Which AI design tools create the most regulatory exposure for architecture firms right now?
Tools that generate outputs directly influencing project decisions carry the most exposure under current state AI frameworks. Spacemaker (now part of Autodesk), TestFit, and Hypar are examples of tools used in early-phase massing, site feasibility, and space planning that produce outputs informing client commitments, zoning strategies, and budget assumptions. When a tool's output shapes whether a developer proceeds with a project or what a rezoning application claims is feasible, that output sits squarely in the territory that Colorado's AI Act and similar state laws target. Tools used purely for internal ideation with no output that reaches a client or a stamped document carry lower risk. The practical test is: does this tool's output influence a decision that a client or a municipality relies on?
What should architecture firm principals do right now to prepare for AI regulation?
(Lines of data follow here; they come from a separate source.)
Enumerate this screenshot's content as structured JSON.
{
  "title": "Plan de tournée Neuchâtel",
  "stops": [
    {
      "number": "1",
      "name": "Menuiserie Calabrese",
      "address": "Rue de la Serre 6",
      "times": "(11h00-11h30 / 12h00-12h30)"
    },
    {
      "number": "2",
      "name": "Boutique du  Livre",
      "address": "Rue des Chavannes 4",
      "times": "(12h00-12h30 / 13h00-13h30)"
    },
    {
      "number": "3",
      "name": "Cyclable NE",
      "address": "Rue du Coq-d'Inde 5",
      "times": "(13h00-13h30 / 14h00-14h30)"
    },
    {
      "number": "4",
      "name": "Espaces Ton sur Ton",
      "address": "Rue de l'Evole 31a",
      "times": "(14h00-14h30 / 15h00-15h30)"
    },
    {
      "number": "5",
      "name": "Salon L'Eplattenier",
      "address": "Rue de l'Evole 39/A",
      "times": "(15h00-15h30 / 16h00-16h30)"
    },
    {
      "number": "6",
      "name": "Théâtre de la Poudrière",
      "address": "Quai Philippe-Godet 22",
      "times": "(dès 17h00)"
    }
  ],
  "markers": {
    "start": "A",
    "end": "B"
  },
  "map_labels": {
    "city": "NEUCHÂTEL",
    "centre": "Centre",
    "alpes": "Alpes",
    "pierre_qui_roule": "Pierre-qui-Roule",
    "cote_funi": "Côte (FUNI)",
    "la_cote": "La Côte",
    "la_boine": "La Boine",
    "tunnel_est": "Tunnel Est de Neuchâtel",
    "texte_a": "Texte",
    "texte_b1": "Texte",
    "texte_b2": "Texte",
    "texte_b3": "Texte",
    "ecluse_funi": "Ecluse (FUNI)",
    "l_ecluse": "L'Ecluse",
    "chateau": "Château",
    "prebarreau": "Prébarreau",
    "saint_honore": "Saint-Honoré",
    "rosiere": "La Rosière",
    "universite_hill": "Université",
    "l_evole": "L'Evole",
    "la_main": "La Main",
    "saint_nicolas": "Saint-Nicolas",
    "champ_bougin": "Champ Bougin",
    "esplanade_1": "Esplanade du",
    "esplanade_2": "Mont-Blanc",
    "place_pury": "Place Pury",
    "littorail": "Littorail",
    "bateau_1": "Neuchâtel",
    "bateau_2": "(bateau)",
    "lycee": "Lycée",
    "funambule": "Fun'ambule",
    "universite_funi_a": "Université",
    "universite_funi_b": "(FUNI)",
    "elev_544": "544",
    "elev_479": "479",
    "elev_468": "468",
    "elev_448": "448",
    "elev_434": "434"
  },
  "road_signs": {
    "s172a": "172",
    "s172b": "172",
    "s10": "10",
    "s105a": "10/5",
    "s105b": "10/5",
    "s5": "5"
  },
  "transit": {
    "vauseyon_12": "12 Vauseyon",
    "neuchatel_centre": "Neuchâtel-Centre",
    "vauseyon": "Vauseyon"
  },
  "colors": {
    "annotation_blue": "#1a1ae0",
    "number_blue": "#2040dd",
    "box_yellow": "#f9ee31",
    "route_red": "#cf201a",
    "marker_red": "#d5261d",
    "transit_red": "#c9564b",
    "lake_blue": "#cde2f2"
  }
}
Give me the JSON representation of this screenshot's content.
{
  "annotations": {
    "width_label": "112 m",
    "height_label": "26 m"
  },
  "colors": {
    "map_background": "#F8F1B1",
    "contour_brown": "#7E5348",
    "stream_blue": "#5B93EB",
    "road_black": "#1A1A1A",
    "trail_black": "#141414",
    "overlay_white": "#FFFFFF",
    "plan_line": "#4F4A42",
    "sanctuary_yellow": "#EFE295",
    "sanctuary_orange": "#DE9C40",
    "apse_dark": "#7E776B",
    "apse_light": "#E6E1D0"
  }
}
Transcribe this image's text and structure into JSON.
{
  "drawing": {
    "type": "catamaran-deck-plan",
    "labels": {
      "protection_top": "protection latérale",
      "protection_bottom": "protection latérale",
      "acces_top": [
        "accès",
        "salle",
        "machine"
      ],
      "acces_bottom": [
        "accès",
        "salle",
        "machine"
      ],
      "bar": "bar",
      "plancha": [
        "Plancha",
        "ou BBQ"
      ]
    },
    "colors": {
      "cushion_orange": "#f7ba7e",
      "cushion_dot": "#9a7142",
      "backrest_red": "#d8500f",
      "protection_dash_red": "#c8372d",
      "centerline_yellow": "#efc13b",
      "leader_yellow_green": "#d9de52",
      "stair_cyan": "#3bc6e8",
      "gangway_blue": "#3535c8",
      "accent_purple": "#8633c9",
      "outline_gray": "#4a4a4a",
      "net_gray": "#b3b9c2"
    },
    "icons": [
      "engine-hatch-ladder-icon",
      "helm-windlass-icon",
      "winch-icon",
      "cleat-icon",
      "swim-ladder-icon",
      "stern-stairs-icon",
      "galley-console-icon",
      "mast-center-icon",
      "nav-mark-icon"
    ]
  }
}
The three most actionable steps are: inventory every AI tool in active use across the firm's project workflow, including features embedded in platforms like Autodesk or Rhino plugins; map each tool to the type of decision it influences and assess whether that decision type would qualify as consequential under current state definitions; and draft a short internal policy that assigns review responsibility for AI-generated content before it reaches a client or a stamped document. Firms operating across multiple states should review the specific AI legislation active in each state where they have current projects rather than assuming one standard applies everywhere. Starting with documentation habits now, before rules are final, means firms will not be rebuilding their practices under pressure after a dispute or enforcement inquiry.